British Prime Minister Theresa May and French President Emmanuel Macron are joining forces in order to crack down on tech companies, ensuring they step up their efforts to combat terrorism online.
Britain and France face similar challenges in fighting homegrown Islamist extremism and share similar scars from deadly attacks that rocked London, Manchester, Paris and Nice.
May traveled to Paris on Tuesday to hold talks on counterterrorism measures and Britain’s departure from the European Union.
She said major internet companies had failed to live up to prior commitments to do more to prevent extremists from finding a “safe space” online. Macron urged other European countries, especially Germany, to join the effort to fight Islamist extremist propaganda on the Web.
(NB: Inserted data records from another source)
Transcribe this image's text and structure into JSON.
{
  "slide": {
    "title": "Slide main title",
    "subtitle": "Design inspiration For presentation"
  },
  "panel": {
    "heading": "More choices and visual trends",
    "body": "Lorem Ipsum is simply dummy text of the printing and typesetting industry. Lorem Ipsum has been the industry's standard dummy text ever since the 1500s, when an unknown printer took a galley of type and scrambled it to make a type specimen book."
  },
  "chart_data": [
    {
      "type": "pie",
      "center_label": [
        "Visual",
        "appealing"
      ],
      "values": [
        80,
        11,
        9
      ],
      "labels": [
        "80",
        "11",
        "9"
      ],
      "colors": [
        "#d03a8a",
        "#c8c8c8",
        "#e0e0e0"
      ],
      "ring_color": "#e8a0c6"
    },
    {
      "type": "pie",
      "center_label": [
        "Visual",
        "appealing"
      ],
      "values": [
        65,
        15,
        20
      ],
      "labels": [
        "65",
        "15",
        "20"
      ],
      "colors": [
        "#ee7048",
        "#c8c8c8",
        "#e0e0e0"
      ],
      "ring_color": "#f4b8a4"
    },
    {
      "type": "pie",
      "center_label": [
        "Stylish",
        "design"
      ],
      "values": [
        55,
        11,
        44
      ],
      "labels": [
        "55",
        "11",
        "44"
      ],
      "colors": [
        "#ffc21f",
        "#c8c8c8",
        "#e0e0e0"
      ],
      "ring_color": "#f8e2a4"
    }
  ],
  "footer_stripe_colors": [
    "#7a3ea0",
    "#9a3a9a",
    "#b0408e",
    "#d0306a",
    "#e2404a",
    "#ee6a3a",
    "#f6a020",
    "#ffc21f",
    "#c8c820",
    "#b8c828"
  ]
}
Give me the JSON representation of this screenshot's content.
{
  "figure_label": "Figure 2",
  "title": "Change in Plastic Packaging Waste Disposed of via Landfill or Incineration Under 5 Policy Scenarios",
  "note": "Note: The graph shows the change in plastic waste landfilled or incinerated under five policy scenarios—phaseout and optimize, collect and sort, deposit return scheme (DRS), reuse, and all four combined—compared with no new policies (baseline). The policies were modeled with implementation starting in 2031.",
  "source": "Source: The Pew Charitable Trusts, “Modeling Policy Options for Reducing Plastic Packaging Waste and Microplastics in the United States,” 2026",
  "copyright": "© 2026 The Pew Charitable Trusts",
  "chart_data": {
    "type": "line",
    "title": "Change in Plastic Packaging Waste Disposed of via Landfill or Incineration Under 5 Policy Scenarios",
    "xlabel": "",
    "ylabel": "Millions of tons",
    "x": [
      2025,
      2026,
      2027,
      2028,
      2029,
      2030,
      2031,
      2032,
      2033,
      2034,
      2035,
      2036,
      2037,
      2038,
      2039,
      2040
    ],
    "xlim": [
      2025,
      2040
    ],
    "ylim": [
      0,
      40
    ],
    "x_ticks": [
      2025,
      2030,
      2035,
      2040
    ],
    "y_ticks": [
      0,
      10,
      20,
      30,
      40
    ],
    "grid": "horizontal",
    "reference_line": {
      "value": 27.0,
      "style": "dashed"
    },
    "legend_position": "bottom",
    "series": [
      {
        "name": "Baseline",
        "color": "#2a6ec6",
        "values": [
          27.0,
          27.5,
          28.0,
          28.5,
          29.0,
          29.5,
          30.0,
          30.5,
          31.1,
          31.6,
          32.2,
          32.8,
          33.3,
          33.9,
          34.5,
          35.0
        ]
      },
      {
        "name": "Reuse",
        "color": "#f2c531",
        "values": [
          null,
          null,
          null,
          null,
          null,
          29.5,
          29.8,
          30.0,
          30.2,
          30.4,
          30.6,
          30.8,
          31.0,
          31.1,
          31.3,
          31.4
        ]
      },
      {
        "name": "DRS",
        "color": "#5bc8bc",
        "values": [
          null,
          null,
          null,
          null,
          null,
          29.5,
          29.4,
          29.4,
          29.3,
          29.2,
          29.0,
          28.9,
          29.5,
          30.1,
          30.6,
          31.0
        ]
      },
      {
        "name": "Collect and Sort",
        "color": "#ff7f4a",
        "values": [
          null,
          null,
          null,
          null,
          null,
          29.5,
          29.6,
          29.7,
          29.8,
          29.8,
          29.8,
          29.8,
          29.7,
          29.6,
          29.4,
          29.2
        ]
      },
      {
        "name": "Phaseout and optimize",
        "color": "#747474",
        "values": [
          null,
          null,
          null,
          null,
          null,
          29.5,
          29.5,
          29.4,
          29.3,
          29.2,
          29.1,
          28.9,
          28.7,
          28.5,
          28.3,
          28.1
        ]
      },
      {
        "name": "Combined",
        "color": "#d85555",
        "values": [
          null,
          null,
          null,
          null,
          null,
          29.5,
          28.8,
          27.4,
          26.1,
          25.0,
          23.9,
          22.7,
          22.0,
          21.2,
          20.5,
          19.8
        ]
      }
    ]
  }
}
The campaign includes exploring the possibility of legal penalties against tech companies if they fail to take the necessary action to remove unacceptable content, May said.
After the Islamic State group recruited hundreds of French fighters largely through online propaganda, France introduced legislation ordering French providers to block certain content, but it acknowledges that any such effort must reach well beyond its borders. Tech-savvy Macron has lobbied for tougher European rules, but details of his plans remain unclear.
Britain already has tough measures, including a law known informally as the Snooper’s Charter, which gives authorities the powers to look at the internet browsing records of everyone in the country.
Among other things, the law requires telecommunications companies to keep records of all users’ Web activity for a year, creating databases of personal information that the firms worry could be vulnerable to leaks and hackers.